If left untreated, clubfoot can result in permanent physical disability, leading to social, economic, and psychological burden on the individual and their families. "People tend to think it's their fault when it's simply a stroke of misfortune," says Dr Gawali even as Bansode regrets the time grandmother had snuck into the hospital and brought him home as an infant when he was admitted for a corrective surgery . Surgery is often expensive and elusive to the affected, says Gaurav Mishra, creative excellence manager at the marketing services firm, explaining why they embarked on creating affordable footwear "that can take the shape of any foot by incorporating adjustable straps on a versatile sole".

The idea sprang from the firm's senior creative director Vikram Dhembare's consistent sightings of people with clubfoot while commuting to office by train. "It was heart-breaking to see them adjusting to footwear that was not made for them," says Dhembare.
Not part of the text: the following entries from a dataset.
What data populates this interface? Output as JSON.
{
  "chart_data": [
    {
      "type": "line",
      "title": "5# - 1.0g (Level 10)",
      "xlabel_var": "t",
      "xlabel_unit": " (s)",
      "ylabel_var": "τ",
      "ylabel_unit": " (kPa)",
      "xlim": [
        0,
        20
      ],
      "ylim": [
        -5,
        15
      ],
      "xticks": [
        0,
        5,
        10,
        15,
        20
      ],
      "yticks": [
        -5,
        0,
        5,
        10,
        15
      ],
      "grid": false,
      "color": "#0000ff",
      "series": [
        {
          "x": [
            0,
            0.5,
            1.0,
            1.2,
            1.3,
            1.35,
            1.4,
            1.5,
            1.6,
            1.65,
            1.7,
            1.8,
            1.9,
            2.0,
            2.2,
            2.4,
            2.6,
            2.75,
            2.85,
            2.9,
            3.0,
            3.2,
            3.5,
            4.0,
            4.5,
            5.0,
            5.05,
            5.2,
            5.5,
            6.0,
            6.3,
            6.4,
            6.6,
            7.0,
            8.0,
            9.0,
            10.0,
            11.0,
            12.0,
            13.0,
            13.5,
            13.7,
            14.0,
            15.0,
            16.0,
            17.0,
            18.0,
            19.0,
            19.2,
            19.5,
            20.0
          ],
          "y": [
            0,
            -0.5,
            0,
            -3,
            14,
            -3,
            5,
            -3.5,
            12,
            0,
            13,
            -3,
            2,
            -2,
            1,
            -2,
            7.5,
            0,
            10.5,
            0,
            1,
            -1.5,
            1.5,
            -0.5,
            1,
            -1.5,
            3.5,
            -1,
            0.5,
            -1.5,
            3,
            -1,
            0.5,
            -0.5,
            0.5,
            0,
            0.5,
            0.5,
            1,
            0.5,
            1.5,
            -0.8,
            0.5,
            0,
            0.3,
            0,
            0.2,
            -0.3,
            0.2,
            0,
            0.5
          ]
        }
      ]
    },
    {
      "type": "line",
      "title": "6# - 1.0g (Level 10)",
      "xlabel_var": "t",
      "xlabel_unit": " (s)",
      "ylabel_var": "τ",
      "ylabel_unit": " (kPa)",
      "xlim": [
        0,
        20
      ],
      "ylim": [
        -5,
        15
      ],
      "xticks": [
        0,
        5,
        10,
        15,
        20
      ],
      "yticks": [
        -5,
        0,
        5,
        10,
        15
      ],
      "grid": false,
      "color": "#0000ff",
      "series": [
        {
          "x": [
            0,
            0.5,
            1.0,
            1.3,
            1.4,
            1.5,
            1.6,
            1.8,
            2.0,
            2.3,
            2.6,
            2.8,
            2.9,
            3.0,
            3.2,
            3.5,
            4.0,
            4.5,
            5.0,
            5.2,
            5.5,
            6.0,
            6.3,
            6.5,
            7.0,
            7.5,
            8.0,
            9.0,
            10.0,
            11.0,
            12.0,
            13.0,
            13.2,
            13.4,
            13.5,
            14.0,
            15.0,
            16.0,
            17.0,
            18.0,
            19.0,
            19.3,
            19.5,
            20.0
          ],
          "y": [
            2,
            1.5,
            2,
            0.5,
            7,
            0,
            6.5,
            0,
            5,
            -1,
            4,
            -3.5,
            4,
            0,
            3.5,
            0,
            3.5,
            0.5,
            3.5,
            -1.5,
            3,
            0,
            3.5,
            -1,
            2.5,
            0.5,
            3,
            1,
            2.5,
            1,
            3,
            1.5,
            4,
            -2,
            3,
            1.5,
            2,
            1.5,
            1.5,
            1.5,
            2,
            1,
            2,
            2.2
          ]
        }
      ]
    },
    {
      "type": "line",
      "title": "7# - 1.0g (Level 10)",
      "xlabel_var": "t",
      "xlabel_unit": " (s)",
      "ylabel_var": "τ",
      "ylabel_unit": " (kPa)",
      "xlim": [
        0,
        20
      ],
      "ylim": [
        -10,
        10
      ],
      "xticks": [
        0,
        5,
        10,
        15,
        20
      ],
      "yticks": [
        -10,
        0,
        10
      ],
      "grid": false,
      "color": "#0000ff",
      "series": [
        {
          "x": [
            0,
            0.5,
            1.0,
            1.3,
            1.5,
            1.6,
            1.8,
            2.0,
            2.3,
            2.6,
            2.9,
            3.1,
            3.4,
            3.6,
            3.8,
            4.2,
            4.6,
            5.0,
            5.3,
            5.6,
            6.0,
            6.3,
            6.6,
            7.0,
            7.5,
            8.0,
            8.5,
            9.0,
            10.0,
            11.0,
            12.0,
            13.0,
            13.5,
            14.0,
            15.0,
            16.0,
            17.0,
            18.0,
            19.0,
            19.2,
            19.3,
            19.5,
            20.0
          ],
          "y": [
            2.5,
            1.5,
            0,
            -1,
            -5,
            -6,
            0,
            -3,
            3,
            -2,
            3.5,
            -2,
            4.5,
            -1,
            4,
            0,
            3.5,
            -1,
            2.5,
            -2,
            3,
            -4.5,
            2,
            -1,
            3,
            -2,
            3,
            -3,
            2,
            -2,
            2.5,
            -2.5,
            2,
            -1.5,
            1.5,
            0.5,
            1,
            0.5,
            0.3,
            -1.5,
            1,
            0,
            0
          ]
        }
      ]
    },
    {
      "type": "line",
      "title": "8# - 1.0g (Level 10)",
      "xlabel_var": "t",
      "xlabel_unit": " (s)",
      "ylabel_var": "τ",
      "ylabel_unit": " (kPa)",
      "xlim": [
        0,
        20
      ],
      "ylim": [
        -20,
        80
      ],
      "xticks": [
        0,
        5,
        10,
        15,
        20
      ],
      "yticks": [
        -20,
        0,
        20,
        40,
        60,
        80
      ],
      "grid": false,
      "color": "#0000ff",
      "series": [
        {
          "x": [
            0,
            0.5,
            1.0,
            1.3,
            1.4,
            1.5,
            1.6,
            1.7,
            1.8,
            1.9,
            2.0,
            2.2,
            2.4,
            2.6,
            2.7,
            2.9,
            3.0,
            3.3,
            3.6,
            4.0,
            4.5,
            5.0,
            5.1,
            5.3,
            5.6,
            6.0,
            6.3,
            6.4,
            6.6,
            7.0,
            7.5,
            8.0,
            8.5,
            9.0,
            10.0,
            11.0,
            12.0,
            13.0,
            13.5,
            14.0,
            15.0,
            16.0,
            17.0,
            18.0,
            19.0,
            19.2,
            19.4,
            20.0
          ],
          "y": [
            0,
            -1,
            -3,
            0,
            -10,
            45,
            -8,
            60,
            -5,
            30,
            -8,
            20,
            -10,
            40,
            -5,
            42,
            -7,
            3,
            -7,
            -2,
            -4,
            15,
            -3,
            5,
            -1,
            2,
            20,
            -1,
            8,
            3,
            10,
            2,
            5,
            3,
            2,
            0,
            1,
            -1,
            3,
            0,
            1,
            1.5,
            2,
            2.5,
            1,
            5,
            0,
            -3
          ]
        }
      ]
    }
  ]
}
Conceived in 2022, the idea took shape this year following collaborations with footwear designers, orthopaedic specialists, cobblers and individuals with clubfoot.

After months of research, manual crafting emerged as the solution, says Mishra, explaining why the team decided to work with India's ubiquitous ' mochis ', "an extremely skilful network with a long tradition of creating custom-made footwear using locally available materials."

While Mumbai's cobblers had the tools to make the footwear for people with clubfoot, they lacked the lightweight raw material required. So, the team experimented with various materials and strategies before coming up with a curated kit containing extra-long straps that can be trimmed to any length, tracing paper for obtaining precise foot measurements and marking strap positions, a soft and supportive upper sole, and a flexible yet durable bottom sole designed to offer both traction and support. "We have to follow the illustrations, measure the feet, cut the soles and stitch the belt," says Chotu Khajure, one of 20-odd cobblers in the city whose background walls announce the project.

The project also aims to provide a new commerce stream to the cobbler community. "When customers wear them, I feel good," says Khajure, whose two-decade-old Jogeshwari shop has seen many unconventional pairs of feet. "Unfortunately, I couldn't do anything for people with disabilities then as I lacked raw material," he says in Marathi.